Montreal Canadiens Jonathan Drouin
Montreal Canadiens forward Jonathan Drouin – (THE CANADIAN PRESS/Graham Hughes)

It’s readily apparent Drouin is no longer in the team’s long-term plans. However, if his production continues to stay as underwhelming as it has, the chances of the Canadiens being able to recoup some of their losses at the trade deadline fall dramatically. It’s approaching the point at which where the Canadiens just have to count them, regardless of the return.

Drouin remains a target of generally unjustified criticism. However, that’s on the hype his arrival first generated and how the through-and-through winger was initially put in a position to fail, billed as a potential top-line center, i.e., the player the Canadiens had needed for the better part of a generation, but, sure… no pressure whatsoever on the native son.

He remains one of the Canadiens’ most underrated players, because of his talent, but, compared to, say, Hoffman and Evgeny Dadonov, expectations heading into this season were significantly higher. He’s failed to deliver, pure and simple, and with the Canadiens expected to stick to their guns and stay sellers at the trade deadline, it’s an issue.

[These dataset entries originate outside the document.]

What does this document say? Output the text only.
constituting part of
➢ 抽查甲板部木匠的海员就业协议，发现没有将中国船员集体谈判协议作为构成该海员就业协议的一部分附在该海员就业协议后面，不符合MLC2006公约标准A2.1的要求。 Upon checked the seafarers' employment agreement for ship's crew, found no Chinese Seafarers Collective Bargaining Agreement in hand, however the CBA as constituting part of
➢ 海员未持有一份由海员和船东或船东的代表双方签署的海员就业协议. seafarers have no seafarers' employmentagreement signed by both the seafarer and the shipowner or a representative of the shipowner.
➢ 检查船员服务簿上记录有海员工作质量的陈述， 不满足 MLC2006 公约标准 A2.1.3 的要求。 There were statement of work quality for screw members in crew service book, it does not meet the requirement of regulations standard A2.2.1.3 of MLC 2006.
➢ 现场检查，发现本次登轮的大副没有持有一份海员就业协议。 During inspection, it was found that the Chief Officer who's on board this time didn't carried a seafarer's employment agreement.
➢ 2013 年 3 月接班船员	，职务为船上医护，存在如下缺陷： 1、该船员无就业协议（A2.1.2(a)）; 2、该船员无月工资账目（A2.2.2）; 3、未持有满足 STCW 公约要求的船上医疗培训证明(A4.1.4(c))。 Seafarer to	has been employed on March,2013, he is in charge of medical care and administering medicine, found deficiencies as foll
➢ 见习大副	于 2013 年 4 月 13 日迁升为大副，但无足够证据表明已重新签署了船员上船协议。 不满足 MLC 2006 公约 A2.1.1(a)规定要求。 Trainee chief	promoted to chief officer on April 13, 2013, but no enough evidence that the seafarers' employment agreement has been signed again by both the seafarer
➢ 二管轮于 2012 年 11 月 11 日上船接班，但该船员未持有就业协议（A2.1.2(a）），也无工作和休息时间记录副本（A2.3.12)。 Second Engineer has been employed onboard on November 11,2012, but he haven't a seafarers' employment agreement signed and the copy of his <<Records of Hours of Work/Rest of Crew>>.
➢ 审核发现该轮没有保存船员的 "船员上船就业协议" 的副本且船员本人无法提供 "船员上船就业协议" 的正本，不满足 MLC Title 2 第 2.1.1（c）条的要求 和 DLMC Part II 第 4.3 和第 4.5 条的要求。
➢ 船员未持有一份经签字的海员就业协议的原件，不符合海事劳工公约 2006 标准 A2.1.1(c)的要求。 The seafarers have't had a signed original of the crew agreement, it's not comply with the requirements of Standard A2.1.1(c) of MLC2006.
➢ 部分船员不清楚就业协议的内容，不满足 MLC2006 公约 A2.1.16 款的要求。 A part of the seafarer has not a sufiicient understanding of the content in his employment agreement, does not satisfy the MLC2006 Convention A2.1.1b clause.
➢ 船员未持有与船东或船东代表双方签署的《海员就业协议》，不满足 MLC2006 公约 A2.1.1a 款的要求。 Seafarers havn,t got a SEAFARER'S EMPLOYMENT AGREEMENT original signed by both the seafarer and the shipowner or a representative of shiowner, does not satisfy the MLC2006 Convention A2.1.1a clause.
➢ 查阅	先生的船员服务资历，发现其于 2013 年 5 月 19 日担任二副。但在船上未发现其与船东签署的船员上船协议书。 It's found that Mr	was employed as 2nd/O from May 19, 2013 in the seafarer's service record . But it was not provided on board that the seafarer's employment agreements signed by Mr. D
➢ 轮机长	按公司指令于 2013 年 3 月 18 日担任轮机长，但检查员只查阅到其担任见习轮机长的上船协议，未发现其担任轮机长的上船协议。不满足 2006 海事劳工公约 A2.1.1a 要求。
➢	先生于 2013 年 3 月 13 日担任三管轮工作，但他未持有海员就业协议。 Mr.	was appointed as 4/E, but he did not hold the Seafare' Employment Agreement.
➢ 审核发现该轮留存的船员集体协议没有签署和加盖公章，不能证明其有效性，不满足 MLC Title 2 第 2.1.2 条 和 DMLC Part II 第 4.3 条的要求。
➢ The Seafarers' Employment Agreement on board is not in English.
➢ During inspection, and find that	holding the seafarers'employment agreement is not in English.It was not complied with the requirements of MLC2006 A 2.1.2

Truth be told, it would be an issue regardless of the circumstances, because, if Drouin’s not producing, he’s not exactly helping any hypothetical push for a playoff spot either. All that’s left is the hope he can get healthy for his sake and salvage his career with his next contract, with whichever team he signs.

Canadiens fans should hope for that outcome. Just because it hasn’t worked out in Montreal doesn’t mean it can’t elsewhere, doesn’t mean it shouldn’t. It also doesn’t mean Habs fans aren’t entitled to look back on his time with the Habs for what it was: a major letdown. It’s a fairly obvious assessment, with Drouin’s season so far taking the top spot here for a reason.